The study cohort was characterized by demographic and clinical features, including age, body mass index (BMI), sex, and smoking history.
Pancreatic cancer participants were typically older than non-cancer controls, had a lower BMI, and included fewer current smokers and more past smokers. Clinical staging distribution showed that 33.3% of patients in the training set had early-stage cancer, compared to 16.7% in the test set.
Using miRNA profiles from training participants, differential expression analysis identified 45 differentially expressed miRNAs (DEMs) associated with pancreatic cancer. A binary prediction algorithm was developed with a support vector classifier using miRNA profiles, achieving high predictive accuracy with an area under the curve (AUC) of 0.972.
This model effectively detected early-stage pancreatic cancer, with a sensitivity reaching 97.0% for stage I/IIA cases. In test sets, performance remained accurate, with an AUC of 0.963 overall and 0.983 for the early stages. This miRNA-based model outperformed the CA19-9 biomarker, particularly in early detection, where CA19-9 showed limited sensitivity.
Functional enrichment analysis of the 45 DEMs linked to pancreatic cancer revealed significant associations with pathways in cancer, including Protein Kinase B (PI3K-Akt), Mitogen-Activated Protein Kinase (MAPK0, Janus Kinase-Signal Transducer and Activator of Transcription (Jak-STAT), and Wnt.
These pathways, identified using Kyoto Encyclopedia of Genes and Genomes (KEGG) and Gene Ontology annotations, are integral to pancreatic cancer pathogenesis and progression. Further, urinary miRNA profiles were compared to miRNA expressions from pancreatic cancer organoids.
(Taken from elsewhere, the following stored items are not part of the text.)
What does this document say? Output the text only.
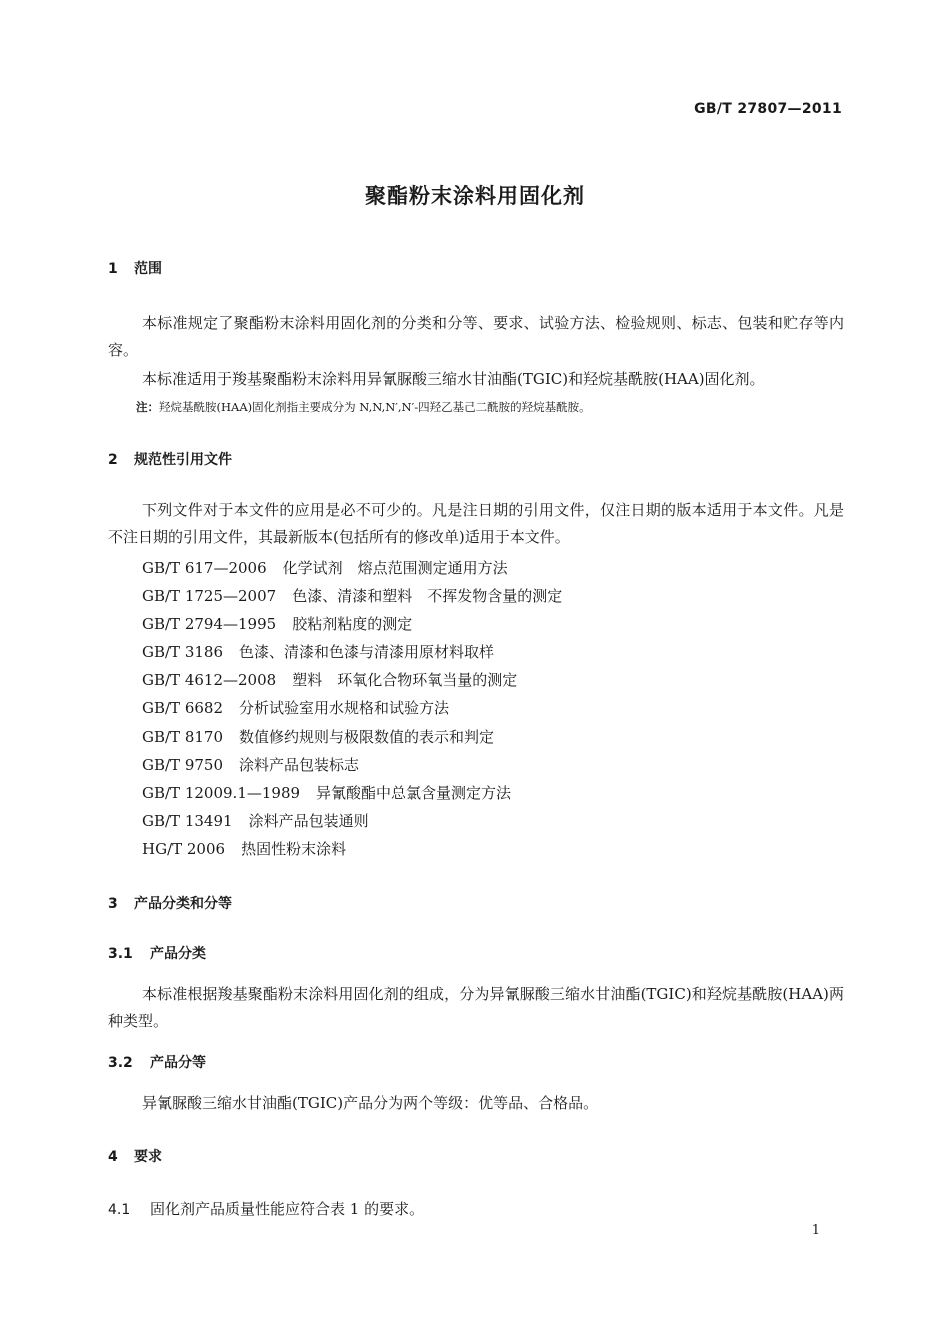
GB/T 27807—2011
聚酯粉末涂料用固化剂
1 范围
本标准规定了聚酯粉末涂料用固化剂的分类和分等、要求、试验方法、检验规则、标志、包装和贮存等内容。
本标准适用于羧基聚酯粉末涂料用异氰脲酸三缩水甘油酯(TGIC)和羟烷基酰胺(HAA)固化剂。
注：羟烷基酰胺(HAA)固化剂指主要成分为 N,N,N′,N′-四羟乙基己二酰胺的羟烷基酰胺。
2 规范性引用文件
下列文件对于本文件的应用是必不可少的。凡是注日期的引用文件，仅注日期的版本适用于本文件。凡是不注日期的引用文件，其最新版本(包括所有的修改单)适用于本文件。
GB/T 617—2006 化学试剂　熔点范围测定通用方法
GB/T 1725—2007 色漆、清漆和塑料　不挥发物含量的测定
GB/T 2794—1995 胶粘剂粘度的测定
GB/T 3186 色漆、清漆和色漆与清漆用原材料取样
GB/T 4612—2008 塑料　环氧化合物环氧当量的测定
GB/T 6682 分析试验室用水规格和试验方法
GB/T 8170 数值修约规则与极限数值的表示和判定
GB/T 9750 涂料产品包装标志
GB/T 12009.1—1989 异氰酸酯中总氯含量测定方法
GB/T 13491 涂料产品包装通则
HG/T 2006 热固性粉末涂料
3 产品分类和分等
3.1 产品分类
本标准根据羧基聚酯粉末涂料用固化剂的组成，分为异氰脲酸三缩水甘油酯(TGIC)和羟烷基酰胺(HAA)两种类型。
3.2 产品分等
异氰脲酸三缩水甘油酯(TGIC)产品分为两个等级：优等品、合格品。
4 要求
4.1 固化剂产品质量性能应符合表 1 的要求。
1
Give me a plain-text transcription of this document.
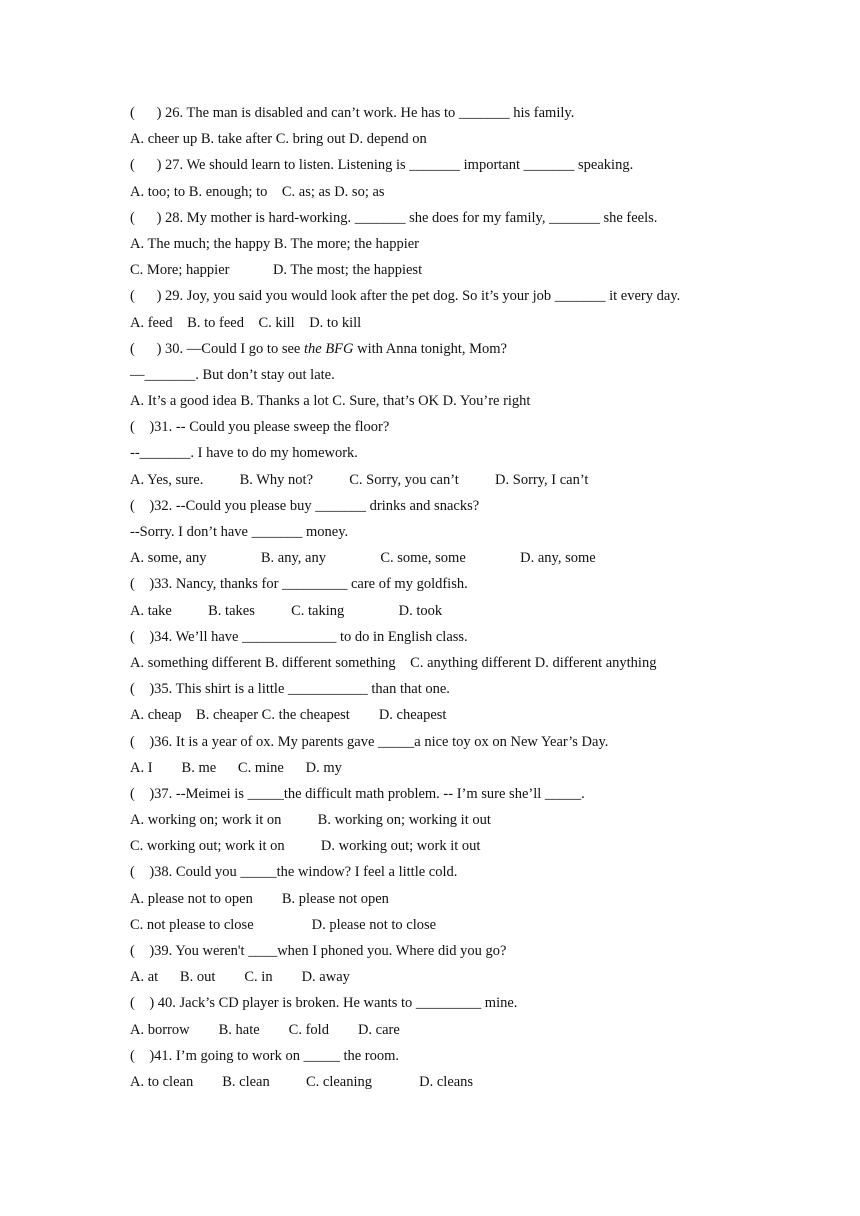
(      ) 26. The man is disabled and can’t work. He has to _______ his family.
A. cheer up B. take after C. bring out D. depend on
(      ) 27. We should learn to listen. Listening is _______ important _______ speaking.
A. too; to B. enough; to    C. as; as D. so; as
(      ) 28. My mother is hard-working. _______ she does for my family, _______ she feels.
A. The much; the happy B. The more; the happier
C. More; happier            D. The most; the happiest
(      ) 29. Joy, you said you would look after the pet dog. So it’s your job _______ it every day.
A. feed    B. to feed    C. kill    D. to kill
(      ) 30. —Could I go to see the BFG with Anna tonight, Mom?
—_______. But don’t stay out late.
A. It’s a good idea B. Thanks a lot C. Sure, that’s OK D. You’re right
(    )31. -- Could you please sweep the floor?
--_______. I have to do my homework.
A. Yes, sure.          B. Why not?          C. Sorry, you can’t          D. Sorry, I can’t
(    )32. --Could you please buy _______ drinks and snacks?
--Sorry. I don’t have _______ money.
A. some, any               B. any, any               C. some, some               D. any, some
(    )33. Nancy, thanks for _________ care of my goldfish.
A. take          B. takes          C. taking               D. took
(    )34. We’ll have _____________ to do in English class.
A. something different B. different something    C. anything different D. different anything
(    )35. This shirt is a little ___________ than that one.
A. cheap    B. cheaper C. the cheapest        D. cheapest
(    )36. It is a year of ox. My parents gave _____a nice toy ox on New Year’s Day.
A. I        B. me      C. mine      D. my
(    )37. --Meimei is _____the difficult math problem. -- I’m sure she’ll _____.
A. working on; work it on          B. working on; working it out
C. working out; work it on          D. working out; work it out
(    )38. Could you _____the window? I feel a little cold.
A. please not to open        B. please not open
C. not please to close                D. please not to close
(    )39. You weren't ____when I phoned you. Where did you go?
A. at      B. out        C. in        D. away
(    ) 40. Jack’s CD player is broken. He wants to _________ mine.
A. borrow        B. hate        C. fold        D. care
(    )41. I’m going to work on _____ the room.
A. to clean        B. clean          C. cleaning             D. cleans
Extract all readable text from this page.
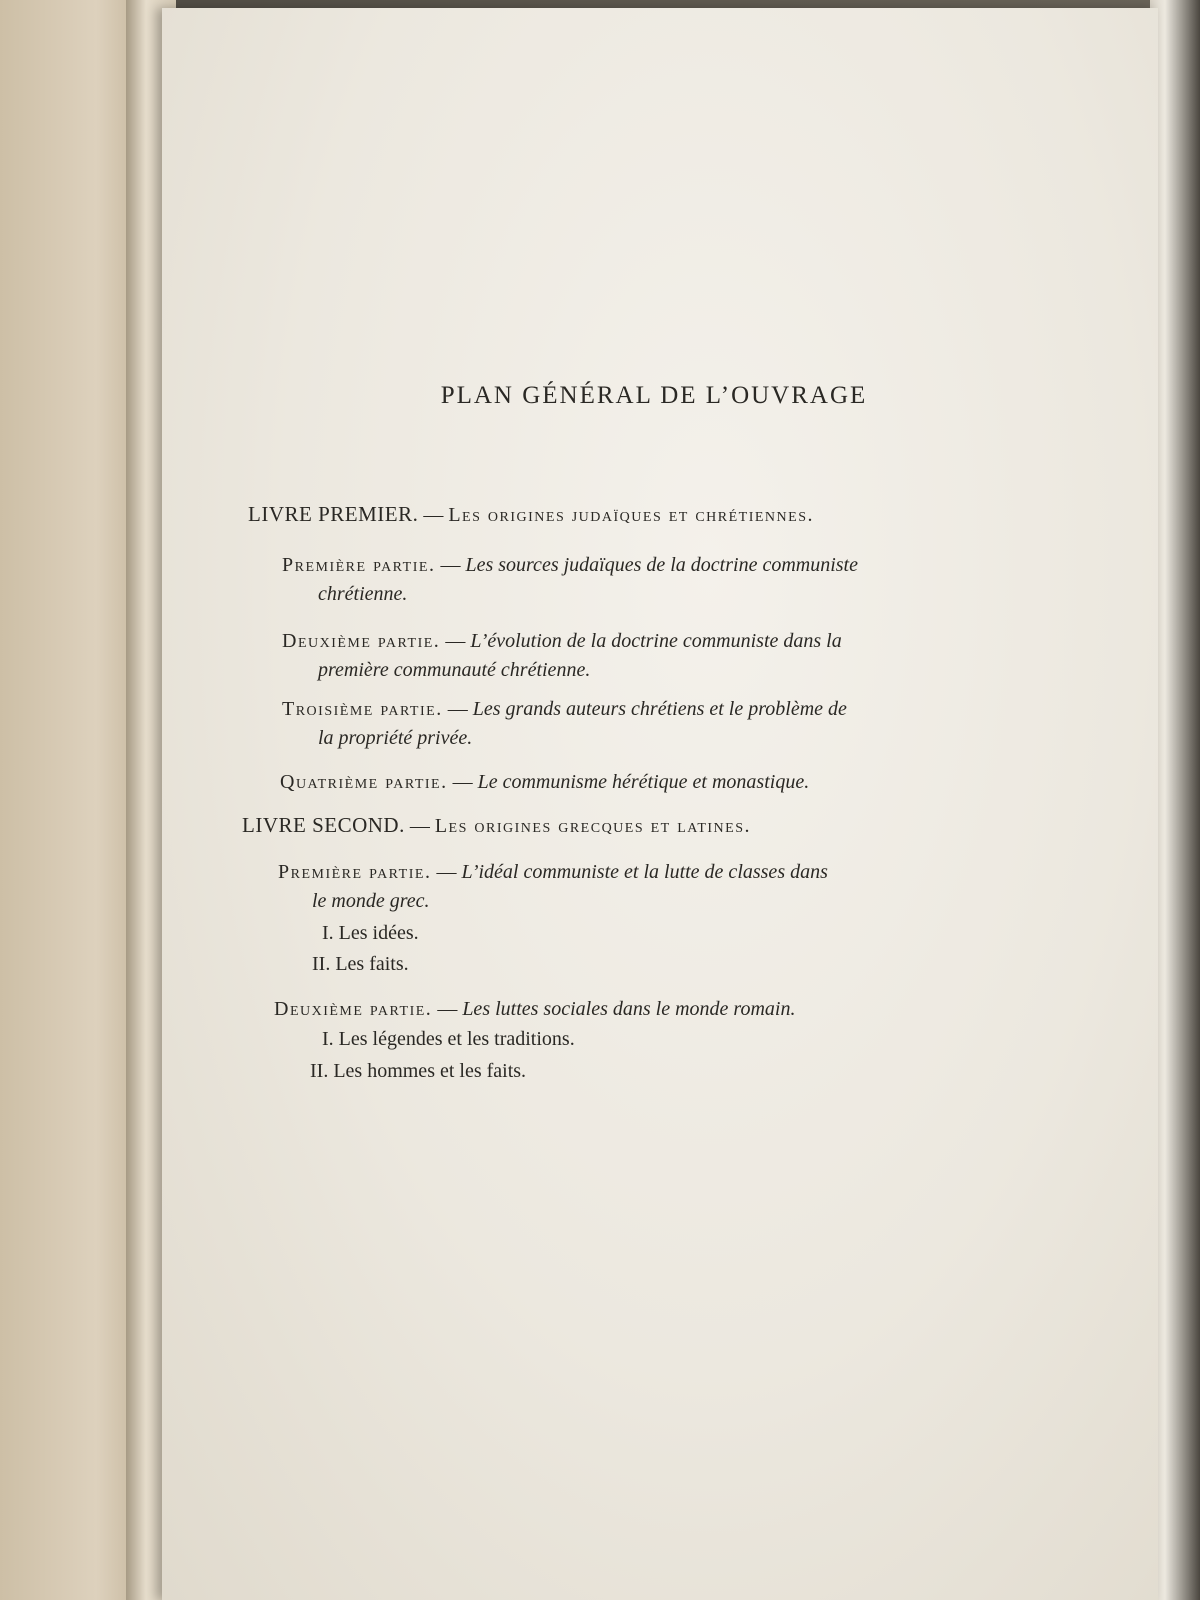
PLAN GÉNÉRAL DE L’OUVRAGE
LIVRE PREMIER. — Les origines judaïques et chrétiennes.
Première partie. — Les sources judaïques de la doctrine communiste
chrétienne.
Deuxième partie. — L’évolution de la doctrine communiste dans la
première communauté chrétienne.
Troisième partie. — Les grands auteurs chrétiens et le problème de
la propriété privée.
Quatrième partie. — Le communisme hérétique et monastique.
LIVRE SECOND. — Les origines grecques et latines.
Première partie. — L’idéal communiste et la lutte de classes dans
le monde grec.
I. Les idées.
II. Les faits.
Deuxième partie. — Les luttes sociales dans le monde romain.
I. Les légendes et les traditions.
II. Les hommes et les faits.
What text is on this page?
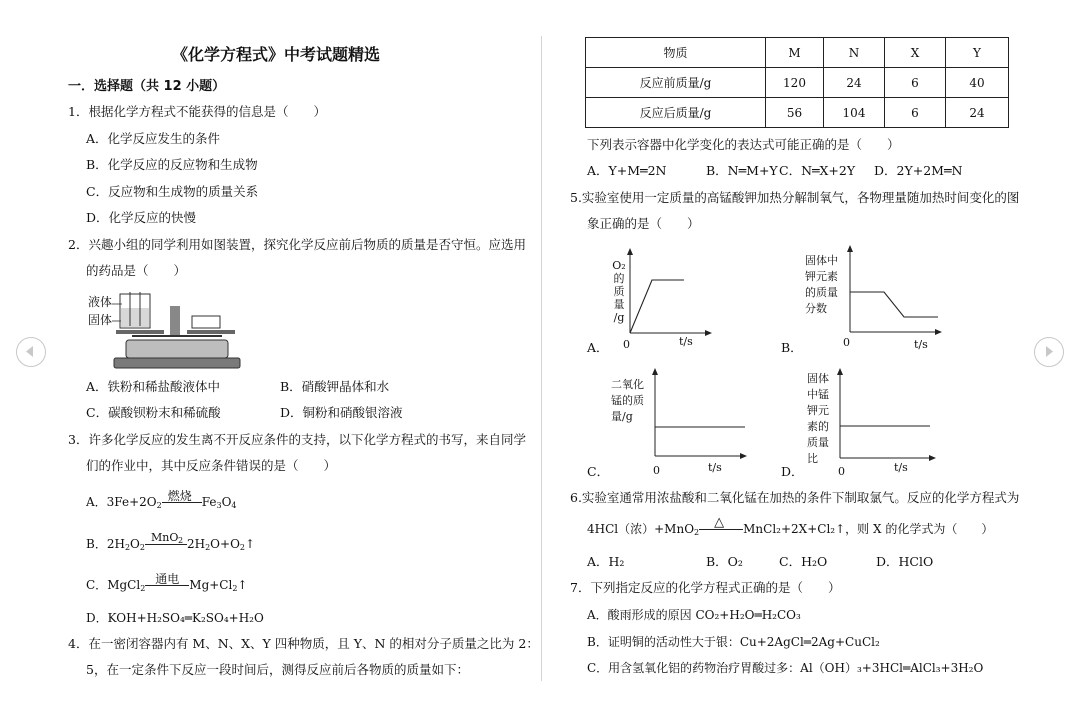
《化学方程式》中考试题精选
一．选择题（共 12 小题）
1．根据化学方程式不能获得的信息是（　　）
A．化学反应发生的条件
B．化学反应的反应物和生成物
C．反应物和生成物的质量关系
D．化学反应的快慢
2．兴趣小组的同学利用如图装置，探究化学反应前后物质的质量是否守恒。应选用
的药品是（　　）
液体
固体
A．铁粉和稀盐酸液体中	B．硝酸钾晶体和水
C．碳酸钡粉末和稀硫酸	D．铜粉和硝酸银溶液
3．许多化学反应的发生离不开反应条件的支持，以下化学方程式的书写，来自同学
们的作业中，其中反应条件错误的是（　　）
A．$3Fe+2O_2$
燃烧 $Fe_3O_4$
B．$2H_2O_2$
MnO 2 $2H_2O+O_2↑$
C．MgCl$_2$
通电 $Mg+Cl_2↑$
D．KOH+H₂SO₄═K₂SO₄+H₂O
4．在一密闭容器内有 M、N、X、Y 四种物质，且 Y、N 的相对分子质量之比为 2：
5，在一定条件下反应一段时间后，测得反应前后各物质的质量如下：
物质	M	N	X	Y
反应前质量/g	120	24	6	40
反应后质量/g	56	104	6	24
下列表示容器中化学变化的表达式可能正确的是（　　）
A．Y+M═2N	B．N═M+Y C．N═X+2Y D．2Y+2M═N
5.实验室使用一定质量的高锰酸钾加热分解制氧气，各物理量随加热时间变化的图
象正确的是（　　）
A．
O₂
的
质
量
/g
0	t/s	B．
固体中
钾元素
的质量
分数
0	t/s
C．
二氧化
锰的质
量/g
0	t/s	D．
固体
中锰
钾元
素的
质量
比
0	t/s
6.实验室通常用浓盐酸和二氧化锰在加热的条件下制取氯气。反应的化学方程式为
4HCl（浓）+MnO$_2$
△ MnCl₂+2X+Cl₂↑，则 X 的化学式为（　　）
A．H₂	B．O₂	C．H₂O	D．HClO
7．下列指定反应的化学方程式正确的是（　　）
A．酸雨形成的原因 CO₂+H₂O═H₂CO₃
B．证明铜的活动性大于银：Cu+2AgCl═2Ag+CuCl₂
C．用含氢氧化铝的药物治疗胃酸过多：Al（OH）₃+3HCl═AlCl₃+3H₂O
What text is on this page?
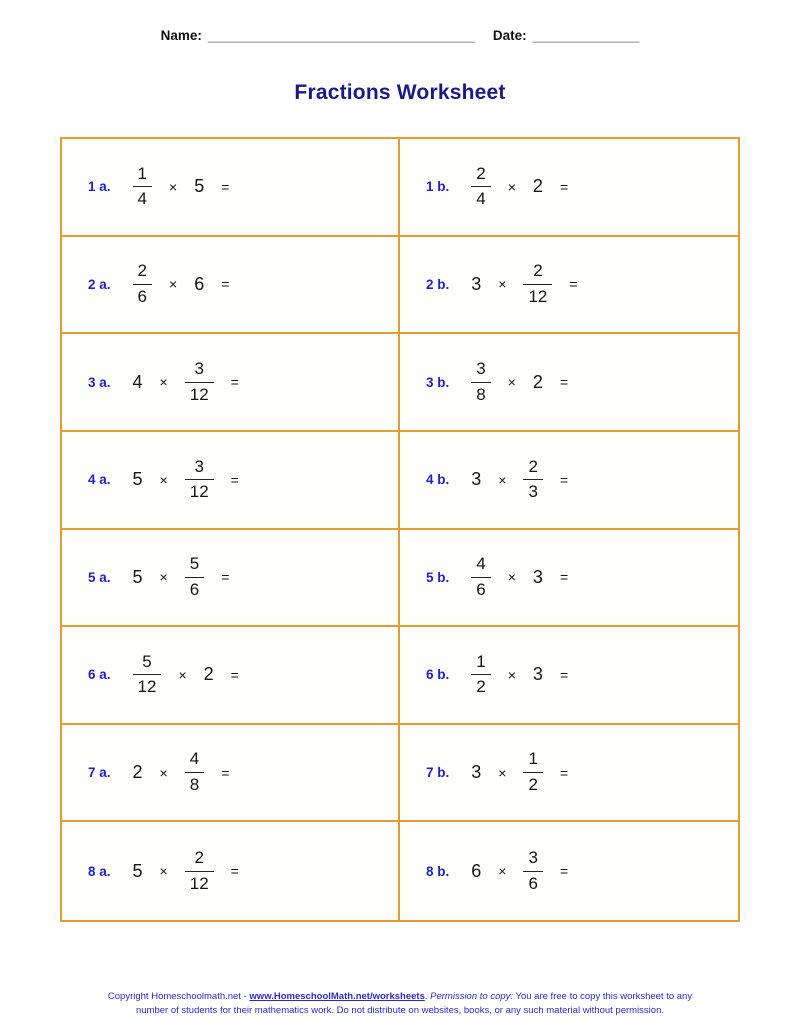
Name: ________________________________________ Date: ________________
Fractions Worksheet
1 a. $\frac{1}{4} \times 5$ =	1 b. $\frac{2}{4} \times 2$ =
2 a. $\frac{2}{6} \times 6$ =	2 b. $3 \times \frac{2}{12}$ =
3 a. $4 \times \frac{3}{12}$ =	3 b. $\frac{3}{8} \times 2$ =
4 a. $5 \times \frac{3}{12}$ =	4 b. $3 \times \frac{2}{3}$ =
5 a. $5 \times \frac{5}{6}$ =	5 b. $\frac{4}{6} \times 3$ =
6 a. $\frac{5}{12} \times 2$ =	6 b. $\frac{1}{2} \times 3$ =
7 a. $2 \times \frac{4}{8}$ =	7 b. $3 \times \frac{1}{2}$ =
8 a. $5 \times \frac{2}{12}$ =	8 b. $6 \times \frac{3}{6}$ =
Copyright Homeschoolmath.net - www.HomeschoolMath.net/worksheets. Permission to copy: You are free to copy this worksheet to any
number of students for their mathematics work. Do not distribute on websites, books, or any such material without permission.
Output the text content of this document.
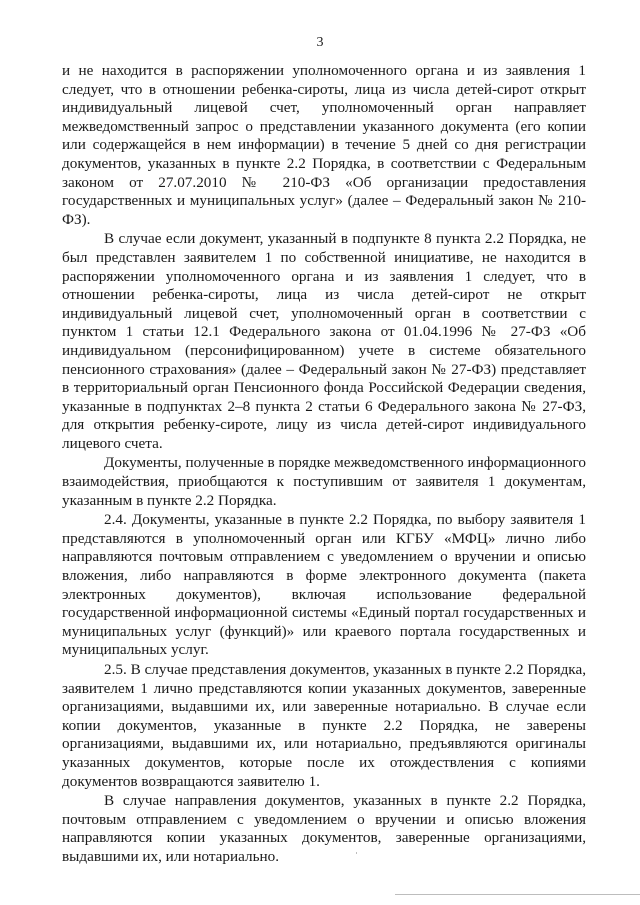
3

и не находится в распоряжении уполномоченного органа и из заявления 1 следует, что в отношении ребенка-сироты, лица из числа детей-сирот открыт индивидуальный лицевой счет, уполномоченный орган направляет межведомственный запрос о представлении указанного документа (его копии или содержащейся в нем информации) в течение 5 дней со дня регистрации документов, указанных в пункте 2.2 Порядка, в соответствии с Федеральным законом от 27.07.2010 № 210-ФЗ «Об организации предоставления государственных и муниципальных услуг» (далее – Федеральный закон № 210-ФЗ).

В случае если документ, указанный в подпункте 8 пункта 2.2 Порядка, не был представлен заявителем 1 по собственной инициативе, не находится в распоряжении уполномоченного органа и из заявления 1 следует, что в отношении ребенка-сироты, лица из числа детей-сирот не открыт индивидуальный лицевой счет, уполномоченный орган в соответствии с пунктом 1 статьи 12.1 Федерального закона от 01.04.1996 № 27-ФЗ «Об индивидуальном (персонифицированном) учете в системе обязательного пенсионного страхования» (далее – Федеральный закон № 27-ФЗ) представляет в территориальный орган Пенсионного фонда Российской Федерации сведения, указанные в подпунктах 2–8 пункта 2 статьи 6 Федерального закона № 27-ФЗ, для открытия ребенку-сироте, лицу из числа детей-сирот индивидуального лицевого счета.

Документы, полученные в порядке межведомственного информационного взаимодействия, приобщаются к поступившим от заявителя 1 документам, указанным в пункте 2.2 Порядка.

2.4. Документы, указанные в пункте 2.2 Порядка, по выбору заявителя 1 представляются в уполномоченный орган или КГБУ «МФЦ» лично либо направляются почтовым отправлением с уведомлением о вручении и описью вложения, либо направляются в форме электронного документа (пакета электронных документов), включая использование федеральной государственной информационной системы «Единый портал государственных и муниципальных услуг (функций)» или краевого портала государственных и муниципальных услуг.

2.5. В случае представления документов, указанных в пункте 2.2 Порядка, заявителем 1 лично представляются копии указанных документов, заверенные организациями, выдавшими их, или заверенные нотариально. В случае если копии документов, указанные в пункте 2.2 Порядка, не заверены организациями, выдавшими их, или нотариально, предъявляются оригиналы указанных документов, которые после их отождествления с копиями документов возвращаются заявителю 1.

В случае направления документов, указанных в пункте 2.2 Порядка, почтовым отправлением с уведомлением о вручении и описью вложения направляются копии указанных документов, заверенные организациями, выдавшими их, или нотариально.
In these organoids, several DEMs matched those in the urinary miRNA profile, reinforcing the potential of urinary miRNAs to reflect tumor characteristics.
The miRNA-based assay demonstrated promising sensitivity and specificity for pancreatic cancer detection across stages, including early stages where conventional markers often fail.
Comparison with the CA19-9 biomarker highlighted the superior early-detection capabilities of the miRNA assay, emphasizing its potential as a noninvasive diagnostic tool. Continued investigation into urinary extracellular vesicle-derived miRNAs could enhance early intervention options, potentially improving survival outcomes for pancreatic cancer patients.
Conclusions
To summarize, this study developed a noninvasive assay using urinary extracellular vesicle-derived miRNA to detect pancreatic cancer.
Low miRNA concentrations in urine pose challenges for small RNA sequencing, but this method enriched miRNA via vesicle precipitation, achieving a five-fold increase in mapping rates.
This miRNA-based approach demonstrated high performance, with an AUC of 0.972 in the training set and 0.963 in the test set, achieving sensitivities of 93.9% and 77.8%, respectively, and specificities of 91.7% and 95.7%.